Procédure devant la cour :
Par une requête, enregistrée le 9 mars 2015, M.A..., représenté par MeC..., demande à la cour :
1°) d'annuler ce jugement du tribunal administratif de Nantes du 3 février 2015 ;
2°) d'annuler l'arrêté du préfet de la Loire-Atlantique du 9 octobre 2014 ;
3°) d'enjoindre au préfet de la Loire-Atlantique, sous astreinte de 200 euros par jour de retard, de lui délivrer immédiatement une carte de séjour temporaire ou, à défaut, de lui remettre une autorisation provisoire de séjour dans un délai de quinze jours, et de procéder à un nouvel examen de sa situation ;
4°) de mettre à la charge de l'Etat le versement à son conseil, MeC..., d'une somme de 1 500 euros au titre des dispositions combinées des articles L. 761-1 du code de justice administrative et 37 de la loi du 10 juillet 1991, sous réserve de la renonciation de ce conseil à percevoir la somme correspondant à la part contributive de l'Etat au titre de l'aide juridictionnelle.
Il soutient que :
- la décision relative au séjour est insuffisamment motivée ; sa situation personnelle n'a pas été examinée ; les dispositions du 7° de l'article L. 313-11 du code de l'entrée et du séjour des étrangers et du droit d'asile ont été méconnues ;
- l'obligation de quitter le territoire français est illégale par voie de conséquence de l'illégalité de la décision relative au séjour ; le préfet a méconnu les dispositions de l'article L. 511-1 du code de l'entrée et du séjour des étrangers et du droit d'asile qui prévoient, non pas que l'autorité administrative doive, mais qu'elle puisse, assortir une décision de refus de séjour d'une obligation de quitter le territoire français ; l'article 8 de la convention européenne de sauvegarde des droits de l'homme et des libertés fondamentales a été méconnu ; une erreur manifeste d'appréciation a été commise ;
- la décision fixant le pays de destination méconnaît l'article 3 de la convention européenne de sauvegarde des droits de l'homme et des libertés fondamentales et l'article L. 513-2 du code de l'entrée et du séjour des étrangers et du droit d'asile.

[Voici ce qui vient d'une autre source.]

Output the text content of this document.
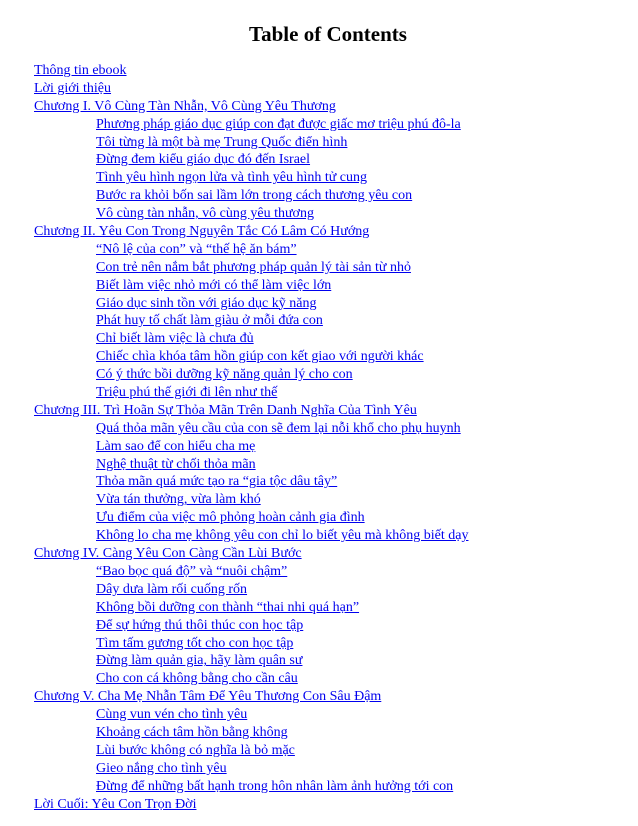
Table of Contents
Thông tin ebook
Lời giới thiệu
Chương I. Vô Cùng Tàn Nhẫn, Vô Cùng Yêu Thương
Phương pháp giáo dục giúp con đạt được giấc mơ triệu phú đô-la
Tôi từng là một bà mẹ Trung Quốc điển hình
Đừng đem kiểu giáo dục đó đến Israel
Tình yêu hình ngọn lửa và tình yêu hình tử cung
Bước ra khỏi bốn sai lầm lớn trong cách thương yêu con
Vô cùng tàn nhẫn, vô cùng yêu thương
Chương II. Yêu Con Trong Nguyên Tắc Có Lâm Có Hướng
“Nô lệ của con” và “thế hệ ăn bám”
Con trẻ nên nắm bắt phương pháp quản lý tài sản từ nhỏ
Biết làm việc nhỏ mới có thể làm việc lớn
Giáo dục sinh tồn với giáo dục kỹ năng
Phát huy tố chất làm giàu ở mỗi đứa con
Chỉ biết làm việc là chưa đủ
Chiếc chìa khóa tâm hồn giúp con kết giao với người khác
Có ý thức bồi dưỡng kỹ năng quản lý cho con
Triệu phú thế giới đi lên như thế
Chương III. Trì Hoãn Sự Thỏa Mãn Trên Danh Nghĩa Của Tình Yêu
Quá thỏa mãn yêu cầu của con sẽ đem lại nỗi khổ cho phụ huynh
Làm sao để con hiểu cha mẹ
Nghệ thuật từ chối thỏa mãn
Thỏa mãn quá mức tạo ra “gia tộc dâu tây”
Vừa tán thưởng, vừa làm khó
Ưu điểm của việc mô phỏng hoàn cảnh gia đình
Không lo cha mẹ không yêu con chỉ lo biết yêu mà không biết dạy
Chương IV. Càng Yêu Con Càng Cần Lùi Bước
“Bao bọc quá độ” và “nuôi chậm”
Dây dưa làm rối cuống rốn
Không bồi dưỡng con thành “thai nhi quá hạn”
Để sự hứng thú thôi thúc con học tập
Tìm tấm gương tốt cho con học tập
Đừng làm quản gia, hãy làm quân sư
Cho con cá không bằng cho cần câu
Chương V. Cha Mẹ Nhẫn Tâm Để Yêu Thương Con Sâu Đậm
Cùng vun vén cho tình yêu
Khoảng cách tâm hồn bằng không
Lùi bước không có nghĩa là bỏ mặc
Gieo nắng cho tình yêu
Đừng để những bất hạnh trong hôn nhân làm ảnh hưởng tới con
Lời Cuối: Yêu Con Trọn Đời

Par un mémoire en défense, enregistré le 18 juin 2015, le préfet de la Loire-Atlantique conclut au rejet de la requête.
Il soutient que les moyens soulevés par le requérant ne sont pas fondés.

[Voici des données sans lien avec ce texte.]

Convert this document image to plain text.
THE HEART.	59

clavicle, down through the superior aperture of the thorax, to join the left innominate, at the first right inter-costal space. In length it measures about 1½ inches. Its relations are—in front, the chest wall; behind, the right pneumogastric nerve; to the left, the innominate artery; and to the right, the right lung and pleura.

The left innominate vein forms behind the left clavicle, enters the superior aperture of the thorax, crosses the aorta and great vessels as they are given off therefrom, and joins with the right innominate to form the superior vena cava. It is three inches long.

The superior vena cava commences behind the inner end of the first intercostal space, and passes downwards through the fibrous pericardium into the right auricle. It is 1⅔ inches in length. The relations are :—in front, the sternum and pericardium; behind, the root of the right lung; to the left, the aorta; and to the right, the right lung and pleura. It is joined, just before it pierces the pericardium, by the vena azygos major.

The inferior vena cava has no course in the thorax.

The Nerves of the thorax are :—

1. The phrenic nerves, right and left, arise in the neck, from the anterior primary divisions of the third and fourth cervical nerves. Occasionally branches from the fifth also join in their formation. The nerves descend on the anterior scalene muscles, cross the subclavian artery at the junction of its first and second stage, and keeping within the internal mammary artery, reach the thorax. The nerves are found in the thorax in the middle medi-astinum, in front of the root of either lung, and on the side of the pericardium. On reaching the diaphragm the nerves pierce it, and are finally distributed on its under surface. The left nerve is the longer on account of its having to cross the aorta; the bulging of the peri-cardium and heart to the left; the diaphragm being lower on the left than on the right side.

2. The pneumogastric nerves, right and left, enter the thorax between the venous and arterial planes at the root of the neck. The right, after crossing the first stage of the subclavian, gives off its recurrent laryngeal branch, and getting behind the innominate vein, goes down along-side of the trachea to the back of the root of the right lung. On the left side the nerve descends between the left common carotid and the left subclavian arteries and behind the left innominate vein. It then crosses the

M. A...a été admis au bénéfice de l'aide juridictionnelle totale par une décision du 15 avril 2015.
Vu les autres pièces du dossier.
Vu :
- la convention européenne de sauvegarde des droits de l'homme et des libertés fondamentales ;
- le code de l'entrée et du séjour des étrangers et du droit d'asile ;
- la loi n° 79-587 du 11 juillet 1979 ;
- la loi n° 91-647 du 10 juillet 1991 ;
- le code de justice administrative.
Le président de la formation de jugement a dispensé le rapporteur public, sur sa proposition, de prononcer des conclusions à l'audience.
Les parties ont été régulièrement averties du jour de l'audience.
A été entendu au cours de l'audience publique le rapport de M. Jouno.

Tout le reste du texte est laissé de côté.